Information theory comes in handy in establishing what "further away" means. Mutual information is an information theoretic technique that measures how much information one random variable indicates about another. It uses the joint and marginal probability distributions of two random variables. Thus, to measure how far away one Point Utility measurement is from another, it must be possible to model a Point Utility as a probability distribution. The diagram below indicates how this can be done.
Consider the simplified Point Utility maps above. Recall that in a Point Utility map, each Sector is assigned a shade of green depending on how often the Sector can be reached. Each shade of green corresponds to a number, one through nine, referred to as the "bin value". Treat each Sector as an observation of a random variable. The value of that observation is the bin value of the Sector.
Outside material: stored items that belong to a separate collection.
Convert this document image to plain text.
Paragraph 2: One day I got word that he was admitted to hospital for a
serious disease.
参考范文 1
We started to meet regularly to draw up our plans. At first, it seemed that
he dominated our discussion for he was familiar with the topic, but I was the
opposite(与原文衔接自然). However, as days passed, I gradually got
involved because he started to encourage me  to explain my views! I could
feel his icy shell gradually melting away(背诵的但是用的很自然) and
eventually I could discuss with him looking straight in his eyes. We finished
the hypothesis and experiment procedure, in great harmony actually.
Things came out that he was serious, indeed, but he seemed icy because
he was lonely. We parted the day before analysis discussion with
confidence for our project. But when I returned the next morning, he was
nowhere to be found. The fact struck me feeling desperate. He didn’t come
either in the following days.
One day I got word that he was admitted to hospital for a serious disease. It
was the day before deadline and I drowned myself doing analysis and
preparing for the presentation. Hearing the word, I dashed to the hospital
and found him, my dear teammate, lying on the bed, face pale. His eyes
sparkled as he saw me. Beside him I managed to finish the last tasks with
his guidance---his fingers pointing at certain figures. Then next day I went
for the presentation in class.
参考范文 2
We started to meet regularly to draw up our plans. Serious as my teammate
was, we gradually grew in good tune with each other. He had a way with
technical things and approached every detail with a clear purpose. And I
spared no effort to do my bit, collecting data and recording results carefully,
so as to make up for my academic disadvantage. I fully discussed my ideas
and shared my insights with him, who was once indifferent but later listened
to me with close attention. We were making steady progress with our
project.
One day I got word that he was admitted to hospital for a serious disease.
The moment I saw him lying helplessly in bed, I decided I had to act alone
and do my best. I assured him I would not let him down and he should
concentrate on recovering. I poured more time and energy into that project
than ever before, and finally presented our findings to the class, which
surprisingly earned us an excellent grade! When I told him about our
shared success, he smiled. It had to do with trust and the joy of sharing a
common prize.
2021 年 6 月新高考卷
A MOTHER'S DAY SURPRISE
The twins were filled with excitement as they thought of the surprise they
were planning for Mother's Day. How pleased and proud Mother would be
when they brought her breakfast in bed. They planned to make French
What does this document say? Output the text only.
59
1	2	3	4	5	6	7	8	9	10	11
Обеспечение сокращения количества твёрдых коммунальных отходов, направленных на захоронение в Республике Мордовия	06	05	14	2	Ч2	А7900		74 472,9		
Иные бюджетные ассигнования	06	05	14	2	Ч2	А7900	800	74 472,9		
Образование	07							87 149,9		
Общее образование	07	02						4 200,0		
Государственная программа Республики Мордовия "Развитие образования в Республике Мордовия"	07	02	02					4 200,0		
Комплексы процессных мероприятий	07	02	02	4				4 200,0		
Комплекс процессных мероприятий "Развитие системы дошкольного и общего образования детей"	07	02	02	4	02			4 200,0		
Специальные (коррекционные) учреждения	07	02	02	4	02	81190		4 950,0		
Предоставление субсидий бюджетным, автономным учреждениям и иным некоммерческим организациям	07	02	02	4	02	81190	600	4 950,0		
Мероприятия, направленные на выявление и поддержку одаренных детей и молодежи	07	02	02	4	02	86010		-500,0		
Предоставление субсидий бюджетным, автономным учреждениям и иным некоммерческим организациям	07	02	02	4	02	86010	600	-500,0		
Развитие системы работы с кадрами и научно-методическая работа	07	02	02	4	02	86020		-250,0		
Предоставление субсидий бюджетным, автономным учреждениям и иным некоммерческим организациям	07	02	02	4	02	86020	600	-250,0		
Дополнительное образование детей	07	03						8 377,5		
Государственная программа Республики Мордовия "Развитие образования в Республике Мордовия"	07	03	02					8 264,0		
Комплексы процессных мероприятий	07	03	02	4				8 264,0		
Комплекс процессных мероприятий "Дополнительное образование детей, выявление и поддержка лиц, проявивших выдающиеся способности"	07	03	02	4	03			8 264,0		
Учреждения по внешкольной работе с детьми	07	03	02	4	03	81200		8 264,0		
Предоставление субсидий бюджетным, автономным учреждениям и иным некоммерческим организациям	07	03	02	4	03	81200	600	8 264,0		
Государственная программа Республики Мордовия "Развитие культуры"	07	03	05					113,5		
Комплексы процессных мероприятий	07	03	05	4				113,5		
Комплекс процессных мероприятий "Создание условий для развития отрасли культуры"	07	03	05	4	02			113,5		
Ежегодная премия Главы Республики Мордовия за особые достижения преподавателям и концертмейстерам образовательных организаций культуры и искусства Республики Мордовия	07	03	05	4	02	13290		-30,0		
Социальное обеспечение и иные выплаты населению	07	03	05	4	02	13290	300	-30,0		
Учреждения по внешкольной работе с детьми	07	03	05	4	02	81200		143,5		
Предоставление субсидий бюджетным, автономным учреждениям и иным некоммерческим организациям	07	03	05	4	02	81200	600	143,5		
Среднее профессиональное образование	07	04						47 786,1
Sectors that cannot be reached are given a bin value of zero. Looking over a whole Point Utility map, one can count the number of Sectors with each reachability bin value. These sums can be divided by the total number of Sectors, creating a probability distribution for what the bin value of an arbitrary Sector would be on that map.
When considering two different Point Utility maps, it is then possible to construct a joint probability distribution. To do this, choose a Sector on the first map and find the same Sector on the second map. Keep a count of each pair of observations; for example Sector one has a bin value of 9 in the first map and a bin value of 5 in the second map, so the pair (X=9, Y=5) is recorded. Continue this process for each Sector, obtaining a total of each observation. Dividing these by the number of Sectors yields the joint probability distribution for the bin values of the two Point Utility maps.
With the joint distribution, and the marginal distributions that can be computed from it, it is possible to compute the mutual information of two Utility measurements of any type. This calculation can be used in two ways. If the Network Utility has been computed at great cost, the mutual information can be used to determine how accurately a Cumulative Point Utility approximates the Network Utility. Once a sufficiently accurate CPU has been found, changes to the transportation network can be measured using CPU rather than NU, saving computational resources and money.
Furthermore, even if the Network Utility is unknown, mutual information sheds light on whether the Cumulative Point Utility is approaching it. Consider building a series of Cumulative Point Utilities by selecting an initial Sector at random, adding new random Sectors, and computing a new CPU for after each new Sector is added. After each CPU is measured, the mutual information between it and the previous CPU is measured. Initially the mutual information will decrease: mutual information between any two Point Utilities is relatively high because both PUs indicate that the plurality of Sectors are unreachable and thus the maps are similar. As more PUs are combined into the CPU, fewer points are outright unreachable, and thus the maps will be less similar from the perspective of mutual information. As more PU measurements are added, it is expected that the rate of decrease will slow or reverse, as the data added from a PU is capable of being inferred from the previous CPU. In a more concrete sense, this means that one can learn something about what is reachable at a point by considering the points around it. After all, that point has similar transit stops within its walking range. Eventually, the random points that were selected comprise nearly all the information about the transit network, even though they are not an exhaustive collection of every location on the map.
Public Transit Analytics is actively working through some of the practical concerns of using Cumulative Point Utility. It is unclear how many samples would be sufficient and what properties of a transit network may result in alterations to the sufficiency criteria. Nonetheless, the approach of using mutual information appears to be a promising one. Its ultimate promise is a way of measuring an entire transit network in an unbiased way not seen in other models available to planners today.